J’en viens, et nous la verrons ce matin...
Savoir des nouvelles de messieurs Segrais, Pelisson, Voiture, Sarrazin, et cœtera...
Tout cela est fait.
Monsieur l’Abbé peut sonner quand il voudra.
Eh !
C’est monsieur de Villarceaux !
Lui-même, mon cher Maugin.
Si matin ici !
Tu vas savoir pourquoi.
Je sors de chez quelqu’un de votre connaissance, et j’ai été bien surpris de ne pas vous y trouver, vous qu’on y trouve toujours.
Écoute-moi.
Vous faites bien d’aller là ; Mademoiselle Ninon est une dame bien aimable.
Sans doute, mais....
Aussi, tout le monde l’aime, et, comme dit la chanson de ce monsieur qu’elle aimait avant vous....
De grâce !...
Elle est bonne cette chanson là.
Mais enfin...
Tra, la, la, la, la, la...
Je la sais par cœur.
Je le crois ; mais....
Laisse-là ta chanson.
Il ne me fera pas grâce d’un couplet.
Qu’il m’impatiente !
Comme tout le monde a chanté cela !
As-tu fini ?
Oui, monsieur ; mais vous avez le temps : Monsieur l’Abbé n’est pas levé.

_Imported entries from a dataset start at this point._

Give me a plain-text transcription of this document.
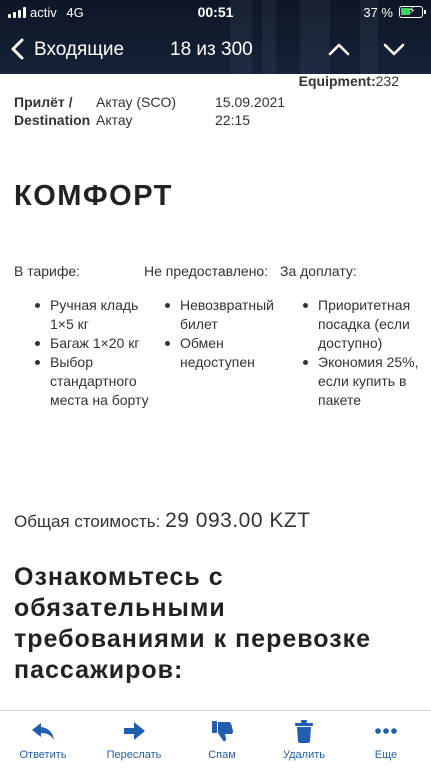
activ 4G	00:51	37 % ⚡
Входящие 18 из 300
Equipment:232
Прилёт / Актау (SCO)	15.09.2021
Destination Актау	22:15
КОМФОРТ
В тарифе:	Не предоставлено: За доплату:
Ручная кладь 1×5 кг
Багаж 1×20 кг
Выбор стандартного места на борту
Невозвратный билет
Обмен недоступен
Приоритетная посадка (если доступно)
Экономия 25%, если купить в пакете
Общая стоимость: 29 093.00 KZT
Ознакомьтесь с обязательными требованиями к перевозке пассажиров:
Ответить	Переслать	Спам	Удалить	Еще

Ce n’est pas à Scarron que j’ai affaire ; c’est à toi.
A moi, monsieur de Villarceaux !...
Ah !
Si j’avais pu le prévoir, je n’aurais pas chanté la chanson ; au reste, je n’en suis pas fâché : vous êtes toujours bien aise qu’on vous parle de Mademoiselle Ninon.
Il s’agit de Mademoiselle d’Aubigné.
Notre voisine !...
Elle arriva hier de Saint-Maur, et doit venir ici ce matin.
Je sais qu’elle y vient souvent.
Tous les jours, quand elle est à Paris.
Ton maître reçoit beaucoup de monde?
La cour et la ville ; des quatre coins de Paris on vient au Marais pour le voir.
Eh !
Dis-moi, Maugin ; dans la nombreuse société qui se trouve chez lui, Mademoiselle d’Aubigné n’a-t-elle pas distingué quelqu’un de nos jeunes courtisans ?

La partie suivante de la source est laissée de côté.